The youngest of the trio is Patrick (flawlessly played by Mike McGlone), who's both hopelessly romantic and a devout Catholic. He's deeply shocked when more-liberated brother Jack dismisses his piety with, "Fuck God." Patrick is engaged to be married to a Jewish American Princess from the Upper West Side. Susan (incisively played by Shari Albert) has a rich father in the garment business who has offered to buy Patrick a one-bedroom apartment in her building. When they are married, Patrick is expected to join the father's business and the couple will be given a two-bedroom wedding present.

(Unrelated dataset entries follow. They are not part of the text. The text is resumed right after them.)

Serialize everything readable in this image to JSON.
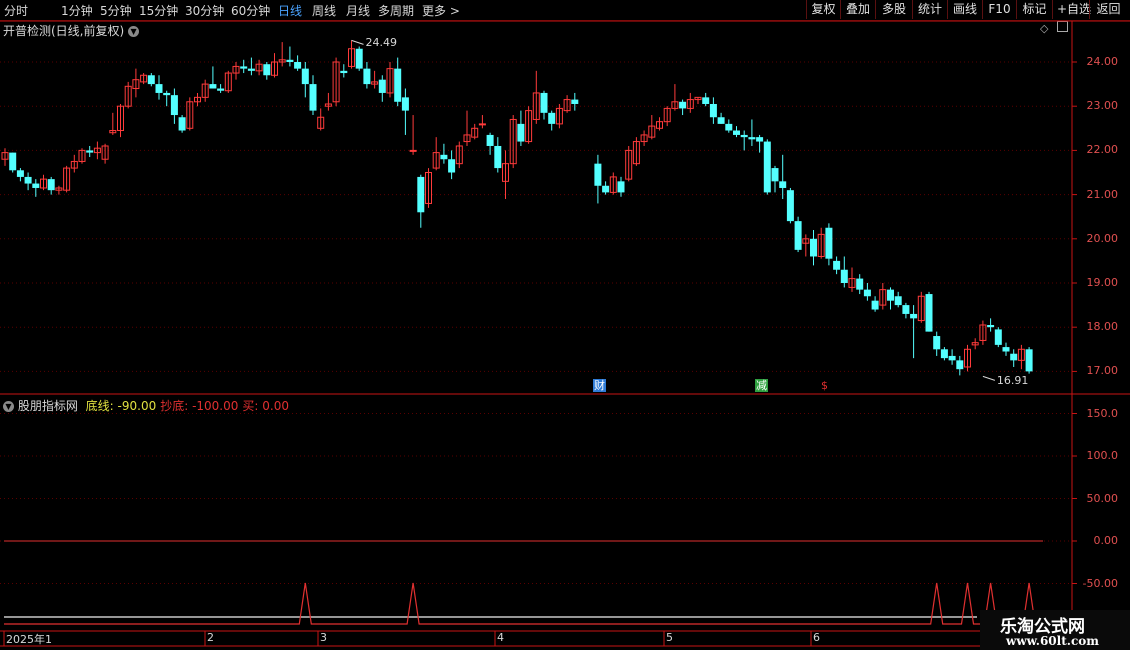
{
  "toolbar": {
    "periods": [
      "分时",
      "1分钟",
      "5分钟",
      "15分钟",
      "30分钟",
      "60分钟",
      "日线",
      "周线",
      "月线",
      "多周期",
      "更多 >"
    ],
    "active_period": "日线",
    "buttons": [
      "复权",
      "叠加",
      "多股",
      "统计",
      "画线",
      "F10",
      "标记",
      "+自选",
      "返回"
    ]
  },
  "main": {
    "title": "开普检测(日线,前复权)",
    "high_label": "24.49",
    "low_label": "16.91",
    "y_labels": [
      "24.00",
      "23.00",
      "22.00",
      "21.00",
      "20.00",
      "19.00",
      "18.00",
      "17.00"
    ],
    "markers": [
      {
        "text": "财",
        "color": "#2f7bd6"
      },
      {
        "text": "减",
        "color": "#2fa040"
      },
      {
        "text": "$",
        "color": "#e03030"
      }
    ]
  },
  "indicator": {
    "name": "股朋指标网",
    "legend": [
      {
        "label": "底线:",
        "value": "-90.00",
        "color": "#e0e040"
      },
      {
        "label": "抄底:",
        "value": "-100.00",
        "color": "#e03030"
      },
      {
        "label": "买:",
        "value": "0.00",
        "color": "#e03030"
      }
    ],
    "y_labels": [
      "150.0",
      "100.0",
      "50.00",
      "0.00",
      "-50.00"
    ]
  },
  "date_axis": [
    "2025年1",
    "2",
    "3",
    "4",
    "5",
    "6"
  ],
  "watermark": {
    "name": "乐淘公式网",
    "url": "www.60lt.com"
  },
  "colors": {
    "up": "#ff3b3b",
    "down": "#54ffff",
    "grid": "#5a0000",
    "axis": "#c81414"
  },
  "chart_data": {
    "type": "candlestick",
    "ylim": [
      16.6,
      24.9
    ],
    "candles": [
      [
        21.8,
        22.05,
        21.65,
        21.95
      ],
      [
        21.95,
        21.95,
        21.5,
        21.55
      ],
      [
        21.55,
        21.6,
        21.3,
        21.4
      ],
      [
        21.4,
        21.5,
        21.1,
        21.25
      ],
      [
        21.25,
        21.35,
        20.95,
        21.15
      ],
      [
        21.15,
        21.45,
        21.1,
        21.35
      ],
      [
        21.35,
        21.4,
        21.0,
        21.1
      ],
      [
        21.1,
        21.2,
        21.0,
        21.15
      ],
      [
        21.1,
        21.65,
        21.05,
        21.6
      ],
      [
        21.6,
        21.9,
        21.5,
        21.75
      ],
      [
        21.75,
        22.05,
        21.7,
        22.0
      ],
      [
        22.0,
        22.1,
        21.85,
        21.95
      ],
      [
        21.95,
        22.2,
        21.8,
        22.05
      ],
      [
        21.8,
        22.15,
        21.7,
        22.1
      ],
      [
        22.4,
        22.85,
        22.35,
        22.45
      ],
      [
        22.45,
        23.05,
        22.3,
        23.0
      ],
      [
        23.0,
        23.55,
        22.95,
        23.45
      ],
      [
        23.4,
        23.85,
        23.2,
        23.6
      ],
      [
        23.55,
        23.75,
        23.5,
        23.7
      ],
      [
        23.7,
        23.75,
        23.45,
        23.5
      ],
      [
        23.5,
        23.7,
        23.15,
        23.3
      ],
      [
        23.3,
        23.35,
        23.0,
        23.25
      ],
      [
        23.25,
        23.4,
        22.6,
        22.8
      ],
      [
        22.75,
        22.8,
        22.4,
        22.45
      ],
      [
        22.5,
        23.2,
        22.45,
        23.1
      ],
      [
        23.1,
        23.3,
        23.0,
        23.2
      ],
      [
        23.2,
        23.6,
        23.1,
        23.5
      ],
      [
        23.5,
        23.9,
        23.4,
        23.4
      ],
      [
        23.4,
        23.5,
        23.3,
        23.35
      ],
      [
        23.35,
        23.8,
        23.3,
        23.75
      ],
      [
        23.75,
        24.0,
        23.6,
        23.9
      ],
      [
        23.9,
        24.05,
        23.75,
        23.85
      ],
      [
        23.85,
        24.1,
        23.7,
        23.8
      ],
      [
        23.8,
        24.05,
        23.7,
        23.95
      ],
      [
        23.95,
        24.0,
        23.6,
        23.7
      ],
      [
        23.7,
        24.2,
        23.65,
        24.0
      ],
      [
        24.0,
        24.45,
        23.9,
        24.05
      ],
      [
        24.05,
        24.35,
        23.9,
        24.0
      ],
      [
        24.0,
        24.15,
        23.8,
        23.85
      ],
      [
        23.85,
        24.0,
        23.2,
        23.5
      ],
      [
        23.5,
        23.7,
        22.8,
        22.9
      ],
      [
        22.5,
        22.95,
        22.45,
        22.75
      ],
      [
        23.0,
        23.3,
        22.9,
        23.05
      ],
      [
        23.1,
        24.1,
        23.0,
        24.0
      ],
      [
        23.8,
        23.95,
        23.65,
        23.75
      ],
      [
        23.9,
        24.49,
        23.85,
        24.3
      ],
      [
        24.3,
        24.35,
        23.8,
        23.85
      ],
      [
        23.85,
        24.0,
        23.4,
        23.5
      ],
      [
        23.5,
        23.8,
        23.4,
        23.55
      ],
      [
        23.6,
        23.7,
        23.1,
        23.3
      ],
      [
        23.3,
        24.0,
        23.2,
        23.85
      ],
      [
        23.85,
        24.1,
        23.0,
        23.1
      ],
      [
        23.2,
        23.4,
        22.35,
        22.9
      ],
      [
        22.0,
        22.8,
        21.9,
        22.0
      ],
      [
        21.4,
        21.45,
        20.25,
        20.6
      ],
      [
        20.8,
        21.6,
        20.7,
        21.5
      ],
      [
        21.6,
        22.3,
        21.55,
        21.95
      ],
      [
        21.9,
        22.15,
        21.7,
        21.8
      ],
      [
        21.8,
        22.0,
        21.35,
        21.5
      ],
      [
        21.7,
        22.2,
        21.6,
        22.1
      ],
      [
        22.2,
        22.9,
        22.1,
        22.35
      ],
      [
        22.3,
        22.6,
        22.25,
        22.5
      ],
      [
        22.6,
        22.8,
        22.5,
        22.6
      ],
      [
        22.35,
        22.4,
        21.9,
        22.1
      ],
      [
        22.1,
        22.3,
        21.5,
        21.6
      ],
      [
        21.3,
        22.0,
        20.9,
        21.7
      ],
      [
        21.7,
        22.8,
        21.6,
        22.7
      ],
      [
        22.6,
        22.9,
        22.1,
        22.2
      ],
      [
        22.2,
        23.0,
        22.15,
        22.9
      ],
      [
        22.7,
        23.8,
        22.6,
        23.3
      ],
      [
        23.3,
        23.35,
        22.7,
        22.85
      ],
      [
        22.85,
        22.9,
        22.45,
        22.6
      ],
      [
        22.6,
        23.05,
        22.5,
        22.95
      ],
      [
        22.9,
        23.25,
        22.85,
        23.15
      ],
      [
        23.15,
        23.3,
        22.9,
        23.05
      ],
      null,
      null,
      [
        21.7,
        21.9,
        20.8,
        21.2
      ],
      [
        21.2,
        21.3,
        21.0,
        21.05
      ],
      [
        21.05,
        21.5,
        21.0,
        21.4
      ],
      [
        21.3,
        21.4,
        20.95,
        21.05
      ],
      [
        21.35,
        22.1,
        21.3,
        22.0
      ],
      [
        21.7,
        22.3,
        21.65,
        22.2
      ],
      [
        22.2,
        22.45,
        22.1,
        22.35
      ],
      [
        22.3,
        22.8,
        22.25,
        22.55
      ],
      [
        22.5,
        22.75,
        22.45,
        22.65
      ],
      [
        22.65,
        23.0,
        22.55,
        22.95
      ],
      [
        22.95,
        23.5,
        22.9,
        23.1
      ],
      [
        23.1,
        23.15,
        22.8,
        22.95
      ],
      [
        22.95,
        23.3,
        22.85,
        23.15
      ],
      [
        23.15,
        23.2,
        23.05,
        23.2
      ],
      [
        23.2,
        23.3,
        23.0,
        23.05
      ],
      [
        23.05,
        23.2,
        22.6,
        22.75
      ],
      [
        22.75,
        22.85,
        22.6,
        22.6
      ],
      [
        22.6,
        22.7,
        22.4,
        22.45
      ],
      [
        22.45,
        22.55,
        22.3,
        22.35
      ],
      [
        22.35,
        22.45,
        22.0,
        22.3
      ],
      [
        22.3,
        22.7,
        22.1,
        22.25
      ],
      [
        22.3,
        22.35,
        21.95,
        22.2
      ],
      [
        22.2,
        22.25,
        21.0,
        21.05
      ],
      [
        21.6,
        21.65,
        21.05,
        21.3
      ],
      [
        21.3,
        21.9,
        20.9,
        21.15
      ],
      [
        21.1,
        21.15,
        20.35,
        20.4
      ],
      [
        20.4,
        20.5,
        19.7,
        19.75
      ],
      [
        19.9,
        20.1,
        19.6,
        20.0
      ],
      [
        20.0,
        20.2,
        19.4,
        19.6
      ],
      [
        19.6,
        20.25,
        19.55,
        20.1
      ],
      [
        20.25,
        20.35,
        19.4,
        19.55
      ],
      [
        19.5,
        19.6,
        19.2,
        19.3
      ],
      [
        19.3,
        19.6,
        18.9,
        19.0
      ],
      [
        18.9,
        19.35,
        18.8,
        19.1
      ],
      [
        19.1,
        19.2,
        18.75,
        18.85
      ],
      [
        18.85,
        19.0,
        18.6,
        18.7
      ],
      [
        18.6,
        18.7,
        18.35,
        18.4
      ],
      [
        18.5,
        19.0,
        18.4,
        18.85
      ],
      [
        18.85,
        18.9,
        18.4,
        18.6
      ],
      [
        18.7,
        18.8,
        18.45,
        18.5
      ],
      [
        18.5,
        18.55,
        18.2,
        18.3
      ],
      [
        18.3,
        18.5,
        17.3,
        18.2
      ],
      [
        18.15,
        18.8,
        18.1,
        18.7
      ],
      [
        18.75,
        18.8,
        17.9,
        17.9
      ],
      [
        17.8,
        17.9,
        17.35,
        17.5
      ],
      [
        17.5,
        17.55,
        17.25,
        17.3
      ],
      [
        17.35,
        17.5,
        17.15,
        17.25
      ],
      [
        17.25,
        17.35,
        16.91,
        17.05
      ],
      [
        17.1,
        17.6,
        17.0,
        17.5
      ],
      [
        17.6,
        17.75,
        17.5,
        17.65
      ],
      [
        17.7,
        18.15,
        17.6,
        18.05
      ],
      [
        18.05,
        18.2,
        17.9,
        18.0
      ],
      [
        17.95,
        18.0,
        17.55,
        17.6
      ],
      [
        17.55,
        17.65,
        17.35,
        17.45
      ],
      [
        17.4,
        17.5,
        17.1,
        17.25
      ],
      [
        17.25,
        17.6,
        17.05,
        17.5
      ],
      [
        17.5,
        17.55,
        16.95,
        17.0
      ]
    ],
    "indicator_peaks_index": [
      39,
      53,
      121,
      125,
      128,
      133
    ],
    "indicator_ylim": [
      -90,
      175
    ]
  }
}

Patrick wonders whether he loves Susan, or even if he understands what being in love means. With his brother Barry's counseling, Patrick realizes he doesn't want the apartment, the job or to convert to Judaism. He just wants out of the relationship--and fast, before he is doomed to a lifetime of regrets.

Burns has written a thought-provoking film that dissects such Irish Catholic dilemmas as extramarital sex, birth control and abortion. We come to care about these very real brothers and their very real concerns. We share their happiness and their losses.

The Brothers McMullen is a hilarious and touching film about romantic confusion. It is a film about choices and the mistakes we sometimes make in looking for love, and how those choices shake up our daily lives.

Perhaps the best single element is the soundtrack. Irish folk musician Seamus Egan has created a Gaelic score based on traditional sources that binds the film together beautifully and gives a sense of the McMullen clan's heritage.

Burns is a very talented young writer and director, and an accomplished actor. The Brothers McMullen is a stunning debut.